Los jóvenes y el viejo estaban allí, comunicándose con alguien más, con muchos más, pero su espacio vital, sus individualidades estaban protegidas por un simple botón (que ni siquiera es un botón) capaz de eliminar la presencia del otro, capaz de ponerlo entre paréntesis o de arrastrarlos a un tiempo posterior, un tiempo de calendario que depende del individuo-aislado-que-se-comunica.

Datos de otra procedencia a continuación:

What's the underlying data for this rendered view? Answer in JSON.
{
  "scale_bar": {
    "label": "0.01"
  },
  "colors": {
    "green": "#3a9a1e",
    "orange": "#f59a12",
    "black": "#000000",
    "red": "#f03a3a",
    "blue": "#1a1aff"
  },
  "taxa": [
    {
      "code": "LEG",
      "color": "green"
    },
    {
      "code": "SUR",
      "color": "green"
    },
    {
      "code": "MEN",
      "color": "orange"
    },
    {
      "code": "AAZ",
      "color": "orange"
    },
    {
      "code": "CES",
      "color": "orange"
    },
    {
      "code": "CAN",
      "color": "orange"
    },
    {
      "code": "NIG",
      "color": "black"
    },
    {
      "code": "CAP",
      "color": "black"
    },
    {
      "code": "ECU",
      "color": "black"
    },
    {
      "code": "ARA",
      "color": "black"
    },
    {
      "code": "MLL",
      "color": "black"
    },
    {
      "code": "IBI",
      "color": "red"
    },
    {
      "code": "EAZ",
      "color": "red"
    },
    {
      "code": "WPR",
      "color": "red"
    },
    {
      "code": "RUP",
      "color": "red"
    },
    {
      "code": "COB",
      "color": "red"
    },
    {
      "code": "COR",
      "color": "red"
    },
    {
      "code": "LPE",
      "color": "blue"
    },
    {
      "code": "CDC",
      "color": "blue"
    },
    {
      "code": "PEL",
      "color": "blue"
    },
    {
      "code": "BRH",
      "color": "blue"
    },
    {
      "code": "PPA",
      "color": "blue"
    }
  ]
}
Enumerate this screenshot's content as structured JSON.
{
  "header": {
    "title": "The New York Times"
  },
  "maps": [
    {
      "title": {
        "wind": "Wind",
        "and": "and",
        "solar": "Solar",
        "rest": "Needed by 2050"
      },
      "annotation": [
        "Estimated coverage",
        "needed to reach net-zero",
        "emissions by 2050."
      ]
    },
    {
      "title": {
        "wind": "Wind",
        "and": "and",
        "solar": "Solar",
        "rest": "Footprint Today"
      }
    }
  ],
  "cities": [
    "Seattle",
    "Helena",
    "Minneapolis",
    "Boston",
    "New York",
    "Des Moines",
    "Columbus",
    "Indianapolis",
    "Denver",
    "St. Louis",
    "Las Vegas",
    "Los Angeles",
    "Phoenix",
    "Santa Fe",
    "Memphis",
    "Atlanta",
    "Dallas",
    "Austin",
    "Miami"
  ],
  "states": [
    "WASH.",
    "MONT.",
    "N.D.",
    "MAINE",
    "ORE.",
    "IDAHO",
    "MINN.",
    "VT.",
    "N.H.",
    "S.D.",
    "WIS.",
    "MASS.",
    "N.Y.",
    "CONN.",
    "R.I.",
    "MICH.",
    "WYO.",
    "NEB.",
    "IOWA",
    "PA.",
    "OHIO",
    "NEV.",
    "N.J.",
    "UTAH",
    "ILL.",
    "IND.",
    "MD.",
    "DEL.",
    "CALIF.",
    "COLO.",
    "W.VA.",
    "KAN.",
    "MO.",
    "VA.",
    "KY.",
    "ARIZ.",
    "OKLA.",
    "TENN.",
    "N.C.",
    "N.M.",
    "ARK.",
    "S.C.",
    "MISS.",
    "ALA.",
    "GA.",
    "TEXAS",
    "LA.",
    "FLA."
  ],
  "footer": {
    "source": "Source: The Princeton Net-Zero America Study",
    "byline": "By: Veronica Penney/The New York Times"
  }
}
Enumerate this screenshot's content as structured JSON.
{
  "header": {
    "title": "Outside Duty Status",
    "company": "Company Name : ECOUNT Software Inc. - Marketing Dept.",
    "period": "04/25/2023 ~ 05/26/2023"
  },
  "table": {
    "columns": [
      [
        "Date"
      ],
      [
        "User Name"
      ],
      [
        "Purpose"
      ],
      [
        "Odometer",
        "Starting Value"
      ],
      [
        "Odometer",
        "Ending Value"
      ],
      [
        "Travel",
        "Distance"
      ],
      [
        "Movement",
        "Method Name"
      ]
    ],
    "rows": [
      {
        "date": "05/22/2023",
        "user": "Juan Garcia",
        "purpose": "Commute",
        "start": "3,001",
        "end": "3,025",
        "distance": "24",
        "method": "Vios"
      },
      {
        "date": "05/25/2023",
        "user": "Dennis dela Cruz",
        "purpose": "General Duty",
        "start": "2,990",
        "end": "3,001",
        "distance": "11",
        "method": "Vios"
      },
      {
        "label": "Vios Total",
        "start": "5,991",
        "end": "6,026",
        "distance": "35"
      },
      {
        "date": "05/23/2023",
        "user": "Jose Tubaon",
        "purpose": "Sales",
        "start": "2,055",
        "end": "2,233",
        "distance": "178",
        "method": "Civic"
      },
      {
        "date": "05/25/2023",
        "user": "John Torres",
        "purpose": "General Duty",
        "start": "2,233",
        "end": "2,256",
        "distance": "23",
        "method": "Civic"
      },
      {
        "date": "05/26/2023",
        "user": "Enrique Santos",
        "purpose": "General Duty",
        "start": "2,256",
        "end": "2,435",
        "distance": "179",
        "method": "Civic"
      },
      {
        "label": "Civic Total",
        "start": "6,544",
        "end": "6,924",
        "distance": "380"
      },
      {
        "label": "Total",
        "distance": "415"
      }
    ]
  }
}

Al mismo tiempo, esta paradoja genera otra contradicción aparente que es parte de la misma lógica. Tampoco el individuo-aislado-que-se-comunica es un individuo en el sentido tradicional. Primero, porque su existencia virtual puede adquirir varias identidades simultaneas. El sujeto se autocosifica con una máscara. Segundo, porque su «verdadera identidad» (más exactamente su «identidad oficial») puede ser robada. El robo de identidad es uno de los terrores crecientes de la nueva civilización digital. Una vez que alguien le roba la identidad a Juan Rosas-Z con carnet número X, ni el pesado peso del gobierno más poderoso del mundo puede hacer mucho. Juan Rosas-Z deja de ser Juan Rosas-Z y adquiere los delitos que alguien más, que ahora se llama Juan Rosas-Z ha cometido en alguna parte del mundo. En algunos casos, se ha verificado que esta pesadilla ha llevado a mucha gente a cambiar su nombre oficial, su identidad, para detener la ola de actos cometidos por su fantasma.
El otro, el fantasma que ha perdido su condición humana de sujeto, ahora forma parte de un mundo fantasmagórico donde vive el individuo que tiene a los otros bajo control pero ha perdido el control sobre si mismo.
Queda una esperanza, claro. El individuo-colectivo-humano se ha suicidado muchas veces y muchas veces ha renacido con viejas y nuevas obsesiones. Tal vez sea su forma natural de reinventarse cada quinientos años.